"Saya rasa itu karena fentanyl," ungkap Marcos seperti yang diberitakan oleh AP. "Fentanyl adalah obat penghilang rasa sakit terkuat yang bisa Anda beli. Setelah lima, enam tahun pengaruhnya pasti masih ada. Itulah menurut saya yang terjadi."
Pernyataan Duterte dibuat setelah anggota DPR Filipina dilaporkan melakukan pembicaraan terkait amendemen konstitusi. Dia mengklaim tanpa memberikan bukti yang kuat bahwa para anggota parlemen yang mendukung Marcos, termasuk Ketua DPR Martin Romualdez, menyuap para pejabat lokal untuk mengamandemen konstitusi tahun 1987 guna menghapus batas masa jabatan agar Marcos bisa memperpanjang kekuasaan.
Romualdez, yang merupakan sepupu presiden saat ini, membantah klaim tersebut.

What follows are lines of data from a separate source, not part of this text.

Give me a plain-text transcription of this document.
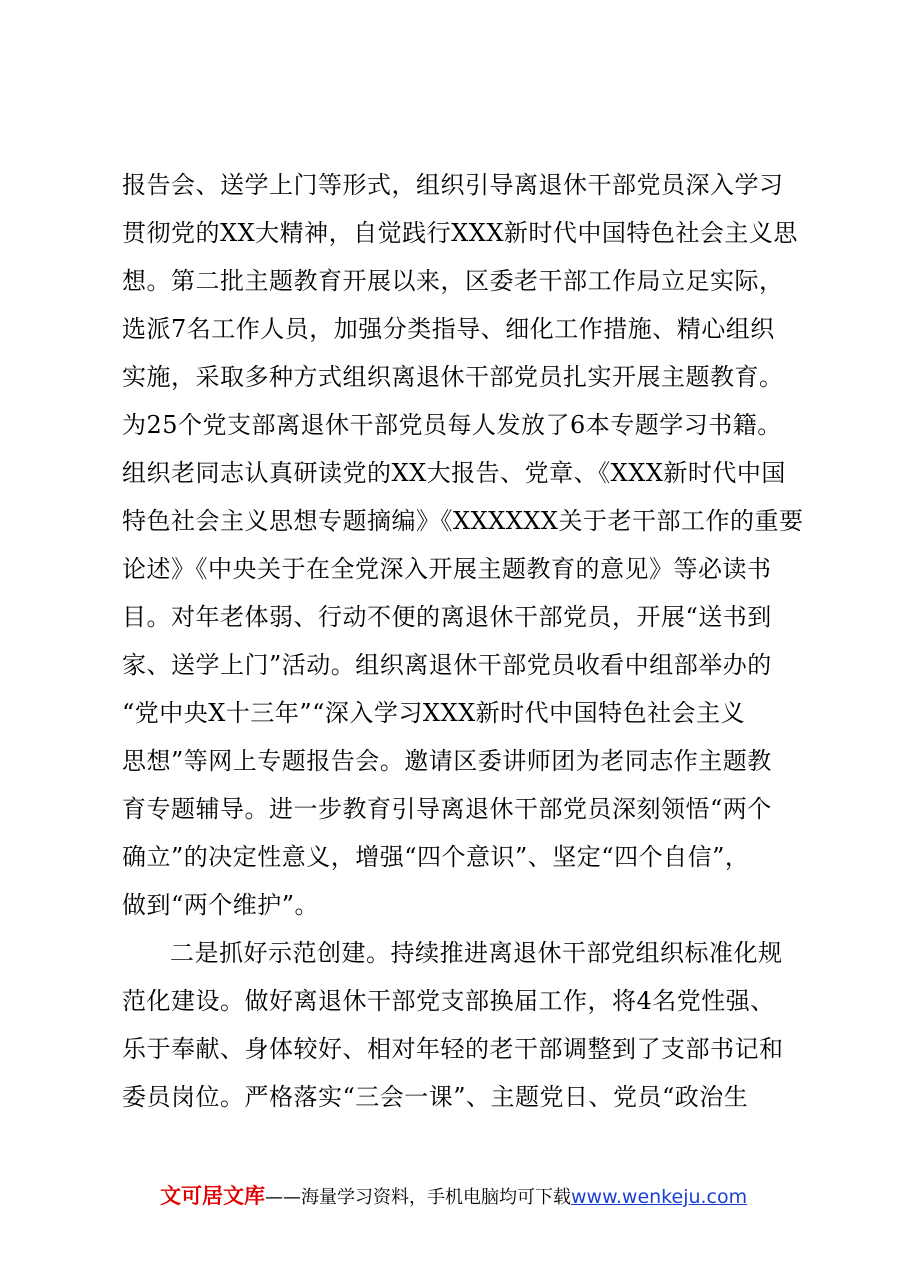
报告会、送学上门等形式，组织引导离退休干部党员深入学习
贯彻党的XX大精神，自觉践行XXX新时代中国特色社会主义思
想。第二批主题教育开展以来，区委老干部工作局立足实际，
选派7名工作人员，加强分类指导、细化工作措施、精心组织
实施，采取多种方式组织离退休干部党员扎实开展主题教育。
为25个党支部离退休干部党员每人发放了6本专题学习书籍。
组织老同志认真研读党的XX大报告、党章、《XXX新时代中国
特色社会主义思想专题摘编》《XXXXXX关于老干部工作的重要
论述》《中央关于在全党深入开展主题教育的意见》等必读书
目。对年老体弱、行动不便的离退休干部党员，开展“送书到
家、送学上门”活动。组织离退休干部党员收看中组部举办的
“党中央X十三年”“深入学习XXX新时代中国特色社会主义
思想”等网上专题报告会。邀请区委讲师团为老同志作主题教
育专题辅导。进一步教育引导离退休干部党员深刻领悟“两个
确立”的决定性意义，增强“四个意识”、坚定“四个自信”，
做到“两个维护”。
二是抓好示范创建。持续推进离退休干部党组织标准化规
范化建设。做好离退休干部党支部换届工作，将4名党性强、
乐于奉献、身体较好、相对年轻的老干部调整到了支部书记和
委员岗位。严格落实“三会一课”、主题党日、党员“政治生
文可居文库——海量学习资料，手机电脑均可下载www.wenkeju.com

Dia mengatakan ingin konstitusi tersebut diamandemen hanya untuk menghapus pembatasan-pembatasan terhadap investasi asing.
Marcos mengatakan dia terbuka untuk mengubah ketentuan-ketentuan ekonomi dalam konstitusi. Namun dia menentang perubahan ketentuan yang membatasi kepemilikan asing atas tanah dan industri-industri penting lain seperti media. Menurut undang-undang, seorang presiden di Filipina hanya bisa menjabat selama 6 tahun.
Sementara itu KPU, pada Senin, mengatakan mereka menangguhkan semua kegiatan yang berkaitan dengan upaya mengubah konstitusi yang membutuhkan persetujuan yang ditandatangani oleh sekitar 8 juta pemilih yang terdaftar secara nasional. Keputusan ini untuk sementara menggagalkan upaya merevisi konstitusi tersebut.
Konstitusi 1987, yang sarat dengan perlindungan untuk mencegah kediktatoran, mulai berlaku satu tahun setelah ayah Marcos digulingkan lewat pemberontakan yang didukung militer. Ferdinand Marcos kala itu dituding melakukan kekejaman atas hak asasi manusia selama pemerintahannya.
Pidato Duterte membuat publik semakin mempercayai rumor yang sudah beredar selama beberapa bulan belakangan terkait perpecahan politik dengan Marcos. Apalagi putri Duterte, Sara, merupakan wakil presiden Marcos setelah kemenangan telak mereka dalam pemilu 2022.